HONOLULU, Hawaii (HawaiiNewsNow) - For the last century, members of the Haraguchi family have been caretakers of 55 acres of wetland taro in Kauai’s Hanalei Valley.
Two years before the pandemic, Mother Nature nearly swept their business away as the catastrophic flood of 2018 put their fields underwater, destroyed equipment, and ripped through a farmhouse that lasted through Hurricane Iniki.
Yet, even with recovery efforts still not complete, Hanalei Taro pulled through and resumed operations until the coronavirus pandemic sacked revenue.
[This story is part of HNN’s “Hawaii Strong” series, profiling businesses in the islands adapting to the pandemic and its economic fallout. To suggest a profile, send an email to email@example.com.]
“For several months, 100% of it was gone,” said Hanalei Taro and Juice Company owner Lyndsey Haraguchi-Nakayama. “I already took out two credit cards after the April 2018 flood to be able to get our food truck back up and running because everything electrical got washed out. Just so that our team could keep working and still have jobs and be employed.”
In the face of COVID-19, no measure could prevent Haraguchi-Nakayama from making the difficult decision to lay off her entire staff, close the company’s food truck, and halt in-person tours.

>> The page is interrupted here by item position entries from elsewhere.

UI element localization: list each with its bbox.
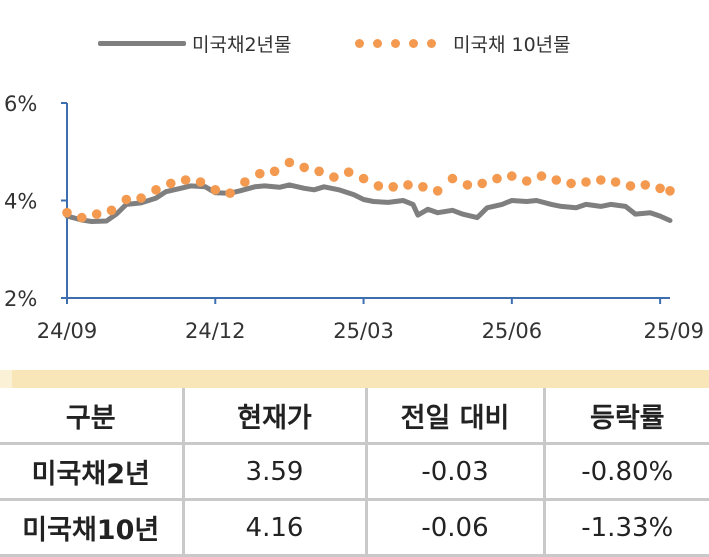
row-10y-price: 4.16 xyxy=(181,499,366,557)
series-point-10y xyxy=(477,178,488,189)
series-point-10y xyxy=(581,177,591,187)
row-2y-price: 3.59 xyxy=(181,443,366,501)
series-point-10y xyxy=(240,177,250,187)
y-tick-label: 6% xyxy=(4,92,37,116)
series-point-10y xyxy=(77,212,87,223)
series-point-10y xyxy=(596,175,606,185)
series-point-10y xyxy=(640,180,651,190)
table-header-row: 구분 현재가 전일 대비 등락률 xyxy=(0,388,709,445)
series-point-10y xyxy=(329,172,339,182)
header-current-price: 현재가 xyxy=(181,388,366,445)
series-point-10y xyxy=(610,177,621,187)
table-top-band xyxy=(0,370,709,388)
series-point-10y xyxy=(566,178,576,189)
series-point-10y xyxy=(225,188,235,198)
row-10y-change: -0.06 xyxy=(364,499,544,557)
yield-summary-table: 구분 현재가 전일 대비 등락률 미국채2년 3.59 -0.03 -0.80%… xyxy=(0,388,709,557)
series-point-10y xyxy=(551,175,562,185)
legend-item-2y: 미국채2년물 xyxy=(98,30,292,57)
series-point-10y xyxy=(447,173,458,184)
series-point-10y xyxy=(655,183,665,194)
series-point-10y xyxy=(121,194,132,205)
x-tick-label: 24/12 xyxy=(185,319,246,343)
series-point-10y xyxy=(210,185,221,195)
x-tick-label: 25/06 xyxy=(482,319,543,343)
series-point-10y xyxy=(269,166,280,177)
series-point-10y xyxy=(462,180,473,190)
header-daily-change: 전일 대비 xyxy=(364,388,544,445)
legend-dots-swatch xyxy=(355,39,445,48)
series-point-10y xyxy=(403,180,413,190)
series-point-10y xyxy=(195,177,206,187)
series-point-10y xyxy=(492,173,502,184)
series-point-10y xyxy=(254,168,265,179)
y-tick-label: 4% xyxy=(4,190,37,214)
table-row: 미국채2년 3.59 -0.03 -0.80% xyxy=(0,443,709,501)
row-2y-rate: -0.80% xyxy=(542,443,709,501)
series-point-10y xyxy=(62,207,72,218)
y-tick-label: 2% xyxy=(4,287,37,311)
x-tick-label: 24/09 xyxy=(37,319,98,343)
chart-plot-area: 2% 4% 6% 24/09 24/12 25/03 25/06 25/09 xyxy=(4,92,704,343)
series-point-10y xyxy=(343,167,354,177)
header-change-rate: 등락률 xyxy=(542,388,709,445)
legend-label-2y: 미국채2년물 xyxy=(192,34,292,56)
series-point-10y xyxy=(373,181,384,191)
series-point-10y xyxy=(418,182,428,192)
row-10y-name: 미국채10년 xyxy=(0,499,183,557)
header-category: 구분 xyxy=(0,388,183,445)
series-point-10y xyxy=(432,186,443,196)
series-point-10y xyxy=(166,178,176,189)
series-point-10y xyxy=(625,181,636,191)
series-point-10y xyxy=(151,185,161,195)
series-point-10y xyxy=(299,162,310,173)
x-tick-label: 25/09 xyxy=(643,319,704,343)
series-point-10y xyxy=(136,193,146,203)
series-point-10y xyxy=(314,166,324,177)
legend-item-10y: 미국채 10년물 xyxy=(355,30,571,57)
series-point-10y xyxy=(665,186,675,196)
series-point-10y xyxy=(358,173,369,184)
row-2y-change: -0.03 xyxy=(364,443,544,501)
x-tick-label: 25/03 xyxy=(333,319,394,343)
table-row: 미국채10년 4.16 -0.06 -1.33% xyxy=(0,499,709,557)
legend-line-swatch xyxy=(98,41,186,46)
series-point-10y xyxy=(284,157,295,168)
series-line-2y xyxy=(64,182,673,224)
row-2y-name: 미국채2년 xyxy=(0,443,183,501)
series-point-10y xyxy=(507,171,517,181)
series-point-10y xyxy=(536,171,547,181)
series-point-10y xyxy=(388,182,399,192)
row-10y-rate: -1.33% xyxy=(542,499,709,557)
series-point-10y xyxy=(106,205,117,216)
series-point-10y xyxy=(91,209,102,219)
legend-label-10y: 미국채 10년물 xyxy=(453,34,571,56)
chart-legend: 미국채2년물 미국채 10년물 xyxy=(0,30,709,60)
series-point-10y xyxy=(180,175,191,185)
yield-chart: 미국채2년물 미국채 10년물 2% 4% 6% 24/09 24/12 25/03 25/… xyxy=(0,30,709,343)
series-point-10y xyxy=(521,176,532,186)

However, demand for Hanalei Taro’s suite of products, including poi, cooked kalo and kulolo, remained and she took the company online.
“It was really adding the poi and then people were like, what about the taro mochi cake that we can get on Kauai, but we can’t get on Oahu or California and stuff?” Haraguchi-Nakayama said. “So like OK, let’s figure out the logistics for that, so it was pretty much an adjustment.”
It was a change that consisted of setting up a complete digital store and fulfilling orders in Hawaii and on the mainland.
“Taro farming and technology don’t always work together right?” Haraguchi-Nakayama said.
“So having to drop phones or iPads in the loi, trying to do Zoom and figure out the logistics has been challenging, but it’s interesting to see where the need is and how we can adapt to do it.”
While Hanalei Taro’s digital pivot has been a success, Haraguchi-Nakayama is well aware the farm’s recoveries from COVID-19 and flooding will be a struggle.
Yet considering this farm has been in the family for six generations, the resilience runs deep.
“I think now more than ever we have to support farmers, small businesses not just on Kauai, but across the state,” Haraguchi-Nakayama said. “Not just for the community or sustainability as well, but for the entire state of Hawaii as we struggle to get through this.”